American citizens have long had to respond to threats from without and within. From the outside, enemies of the state. From the inside, enemies of the state. Sometimes those enemies were very real; sometimes they were merely props in political and geopolitical theaters of intolerance and hate.
In times of crisis, real or imagined, ordinary citizens can be asked or expected to serve as the eyes, ears and hands of law and order—in both democratic and authoritarian societies. There are fine lines between being a patriotic informant, a spy on your neighbors, and an active accomplice and collaborator.
A current exhibition at the United States Holocaust Memorial Museum is Some Were Neighbors: Collaboration & Complicity in the Holocaust:
Some Were Neighbors: Collaboration & Complicity in the Holocaust addresses one of the central questions about the Holocaust: How was it possible? The central role of Hitler and other Nazi Party leaders is indisputable. However, the dependence of these perpetrators on countless others for the execution of Nazi racial policies is less understood. Within Nazi Germany and across German-dominated Europe, circles of collaboration and complicity rippled throughout governments and societies wherever victims of persecution and mass murder lived.
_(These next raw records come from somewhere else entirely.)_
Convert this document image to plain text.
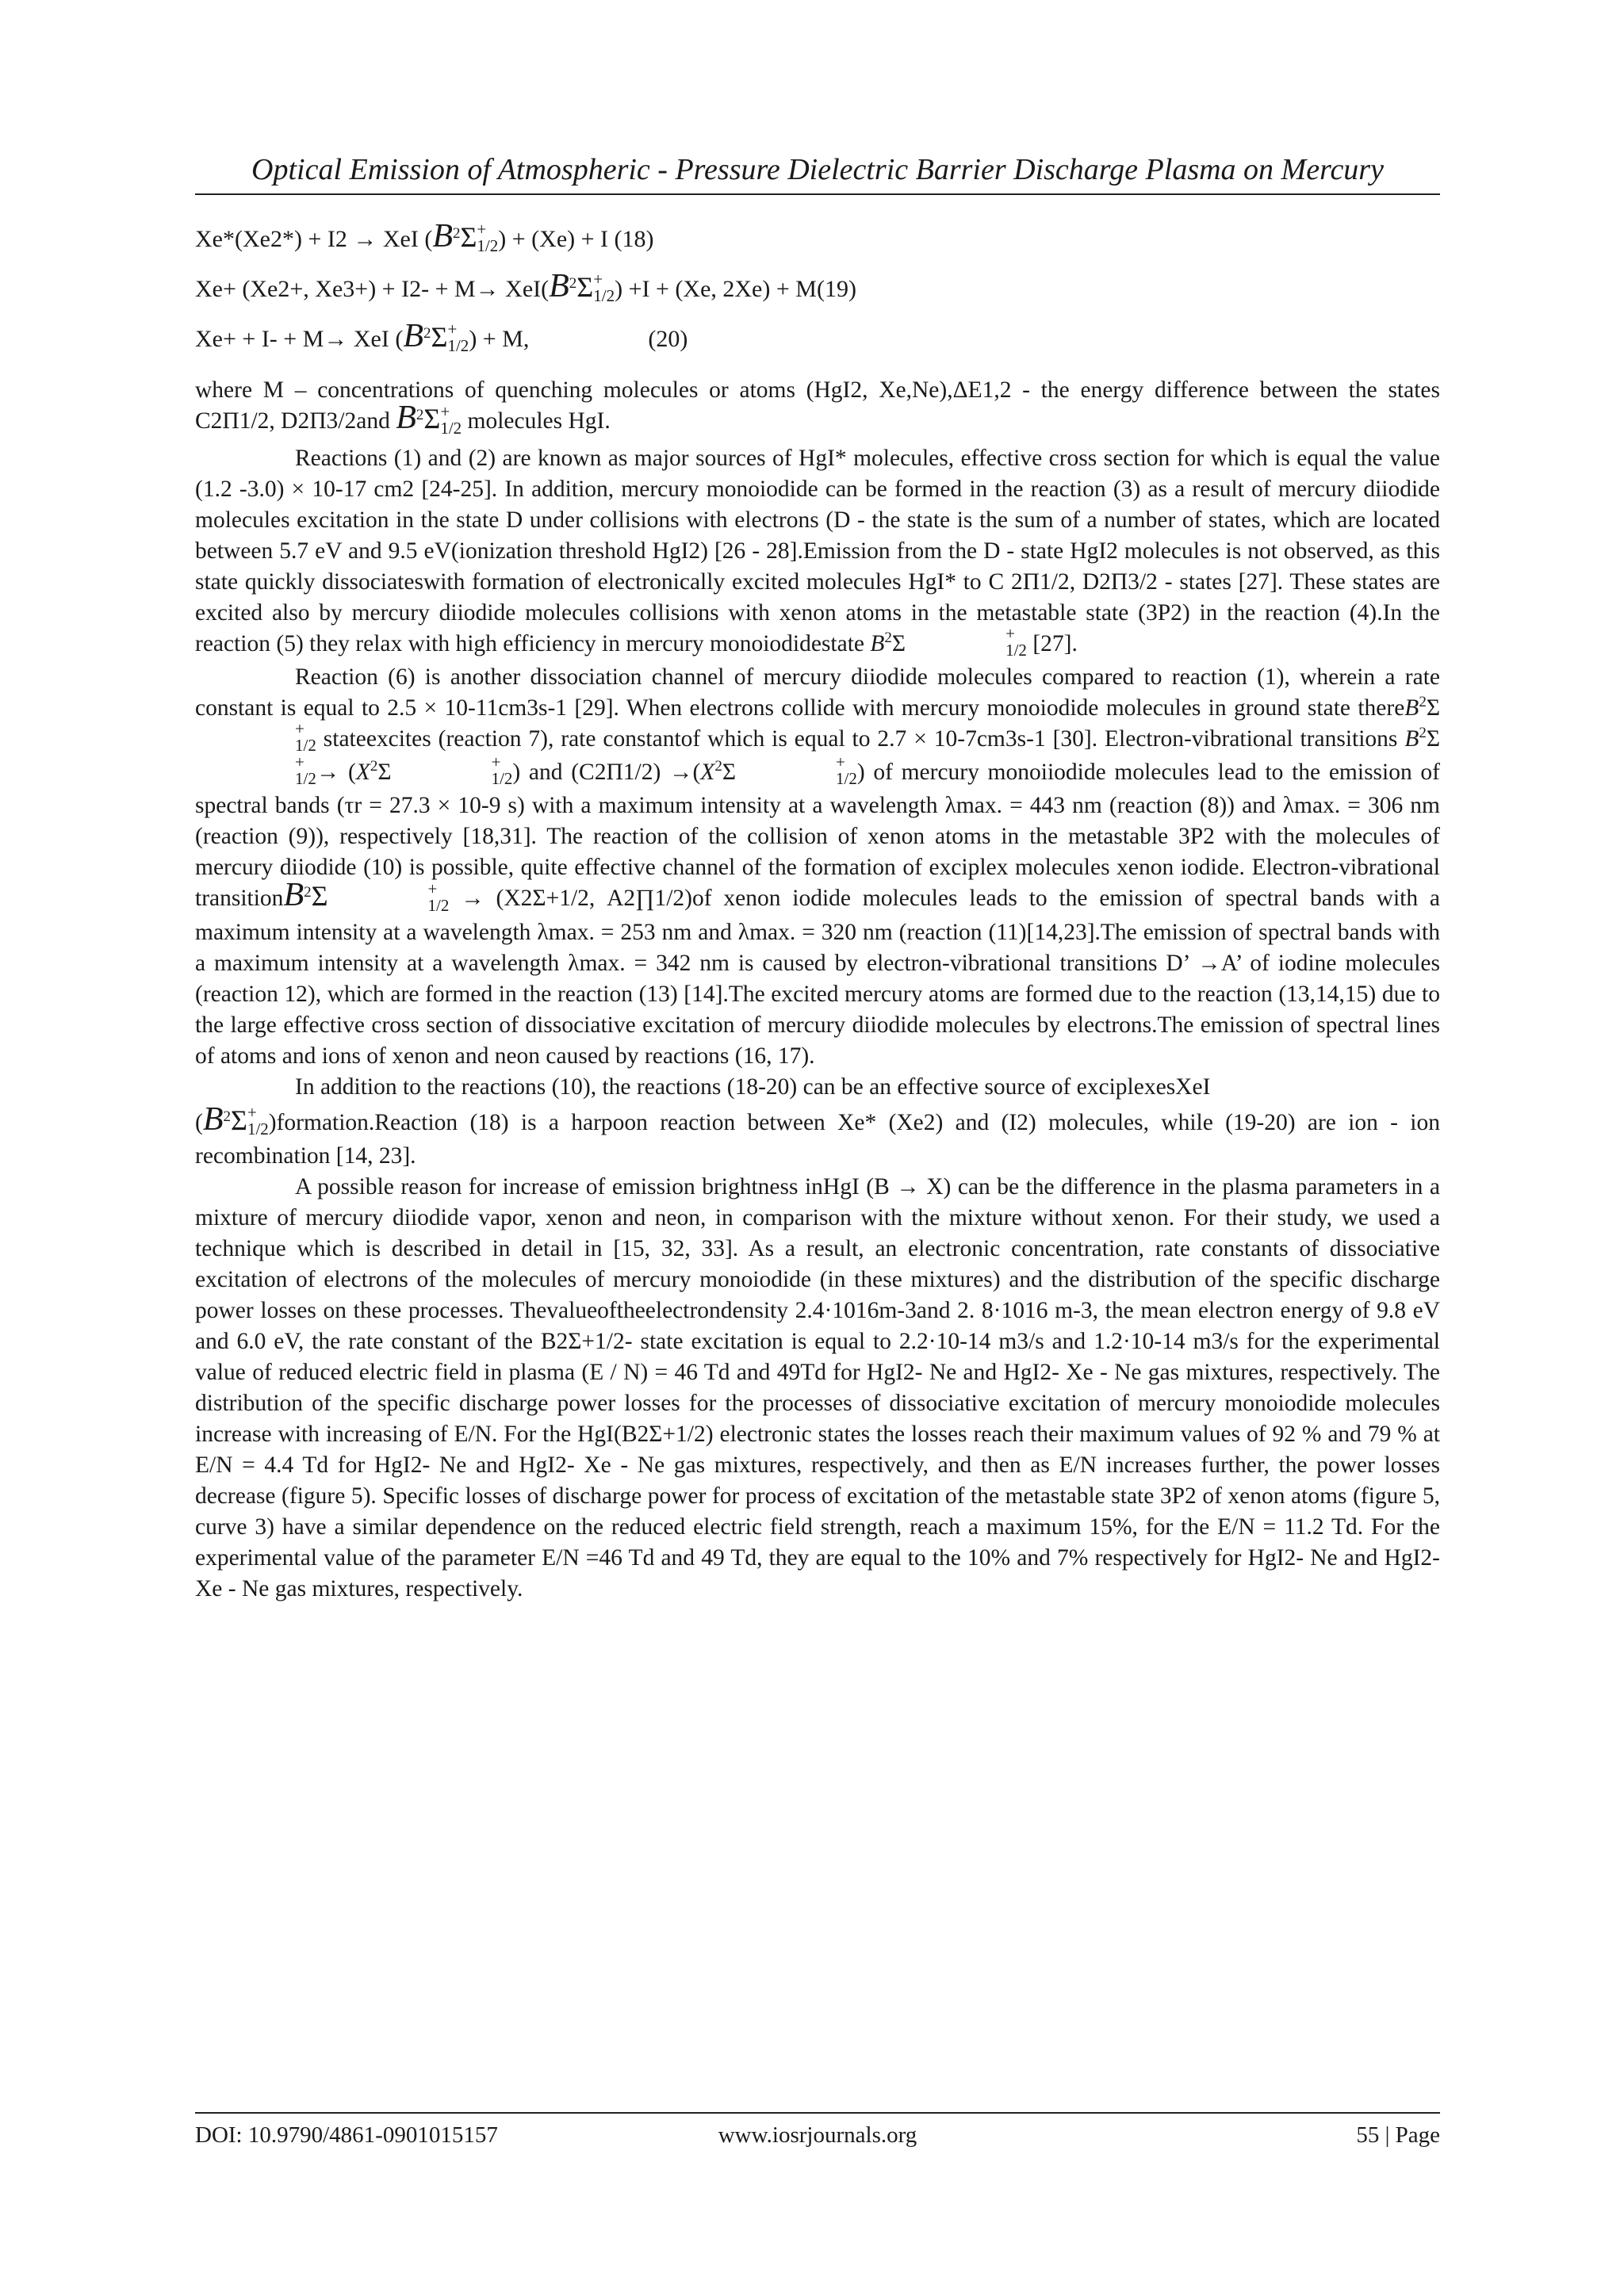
Optical Emission of Atmospheric - Pressure Dielectric Barrier Discharge Plasma on Mercury
Xe*(Xe2*) + I2 → XeI ($B^2\Sigma$ +
1/2 ) + (Xe) + I (18)
Xe+ (Xe2+, $Xe3+) + I2- + M\to XeI(B^2\Sigma$ +
1/2 ) +I + (Xe, 2Xe) + M(19)
Xe+ + I- + M→ XeI ($B^2\Sigma$ +
1/2 ) + M,	(20)

where M – concentrations of quenching molecules or atoms (HgI2, Xe,Ne),ΔE1,2 - the energy difference between the states C2Π1/2, D2Π3/2and $B^2\Sigma$ +
1/2 molecules HgI.

Reactions (1) and (2) are known as major sources of HgI* molecules, effective cross section for which is equal the value (1.2 -3.0) × 10-17 cm2 [24-25]. In addition, mercury monoiodide can be formed in the reaction (3) as a result of mercury diiodide molecules excitation in the state D under collisions with electrons (D - the state is the sum of a number of states, which are located between 5.7 eV and 9.5 eV(ionization threshold HgI2) [26 - 28].Emission from the D - state HgI2 molecules is not observed, as this state quickly dissociateswith formation of electronically excited molecules HgI* to C 2Π1/2, D2Π3/2 - states [27]. These states are excited also by mercury diiodide molecules collisions with xenon atoms in the metastable state (3P2) in the reaction (4).In the reaction (5) they relax with high efficiency in mercury monoiodidestate $B^2\Sigma$	+
1/2 [27].

Reaction (6) is another dissociation channel of mercury diiodide molecules compared to reaction (1), wherein a rate constant is equal to 2.5 × 10-11cm3s-1 [29]. When electrons collide with mercury monoiodide molecules in ground state thereB$^2$Σ
+
1/2 stateexcites (reaction 7), rate constantof which is equal to 2.7 × 10-7cm3s-1 [30]. Electron-vibrational transitions $B^2\Sigma$
+
$1/2 \to (X^2\Sigma$	+
1/2 ) and $(C2\Pi 1/2) \to(X^2\Sigma$	+
1/2 ) of mercury monoiiodide molecules lead to the emission of spectral bands (τr = 27.3 × 10-9 s) with a maximum intensity at a wavelength λmax. = 443 nm (reaction (8)) and λmax. = 306 nm (reaction (9)), respectively [18,31]. The reaction of the collision of xenon atoms in the metastable 3P2 with the molecules of mercury diiodide (10) is possible, quite effective channel of the formation of exciplex molecules xenon iodide. Electron-vibrational transitionB$^2$Σ	+
1/2 → (X2Σ+1/2, A2∏1/2)of xenon iodide molecules leads to the emission of spectral bands with a maximum intensity at a wavelength λmax. = 253 nm and λmax. = 320 nm (reaction (11)[14,23].The emission of spectral bands with a maximum intensity at a wavelength λmax. = 342 nm is caused by electron-vibrational transitions D’ →A’ of iodine molecules (reaction 12), which are formed in the reaction (13) [14].The excited mercury atoms are formed due to the reaction (13,14,15) due to the large effective cross section of dissociative excitation of mercury diiodide molecules by electrons.The emission of spectral lines of atoms and ions of xenon and neon caused by reactions (16, 17).

In addition to the reactions (10), the reactions (18-20) can be an effective source of exciplexesXeI

($B^2\Sigma$ +
1/2 )formation.Reaction (18) is a harpoon reaction between Xe* (Xe2) and (I2) molecules, while (19-20) are ion - ion recombination [14, 23].

A possible reason for increase of emission brightness inHgI (B → X) can be the difference in the plasma parameters in a mixture of mercury diiodide vapor, xenon and neon, in comparison with the mixture without xenon. For their study, we used a technique which is described in detail in [15, 32, 33]. As a result, an electronic concentration, rate constants of dissociative excitation of electrons of the molecules of mercury monoiodide (in these mixtures) and the distribution of the specific discharge power losses on these processes. Thevalueoftheelectrondensity 2.4·1016m-3and 2. 8·1016 m-3, the mean electron energy of 9.8 eV and 6.0 eV, the rate constant of the B2Σ+1/2- state excitation is equal to 2.2·10-14 m3/s and 1.2·10-14 m3/s for the experimental value of reduced electric field in plasma (E / N) = 46 Td and 49Td for HgI2- Ne and HgI2- Xe - Ne gas mixtures, respectively. The distribution of the specific discharge power losses for the processes of dissociative excitation of mercury monoiodide molecules increase with increasing of E/N. For the HgI(B2Σ+1/2) electronic states the losses reach their maximum values of 92 % and 79 % at E/N = 4.4 Td for HgI2- Ne and HgI2- Xe - Ne gas mixtures, respectively, and then as E/N increases further, the power losses decrease (figure 5). Specific losses of discharge power for process of excitation of the metastable state 3P2 of xenon atoms (figure 5, curve 3) have a similar dependence on the reduced electric field strength, reach a maximum 15%, for the E/N = 11.2 Td. For the experimental value of the parameter E/N =46 Td and 49 Td, they are equal to the 10% and 7% respectively for HgI2- Ne and HgI2- Xe - Ne gas mixtures, respectively.

DOI: 10.9790/4861-0901015157	www.iosrjournals.org	55 | Page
Some Were Neighbors examines a variety of motives and pressures that influenced individual choices to act. These influences often reflect fear, indifference, antisemitism, career concerns, community standing, peer pressure, or chances for material gain. It also looks at individuals who did not give in to the opportunities and temptations to betray their fellow human beings, reminding us that there is an alternative to complicity in evil acts—even in extraordinary times.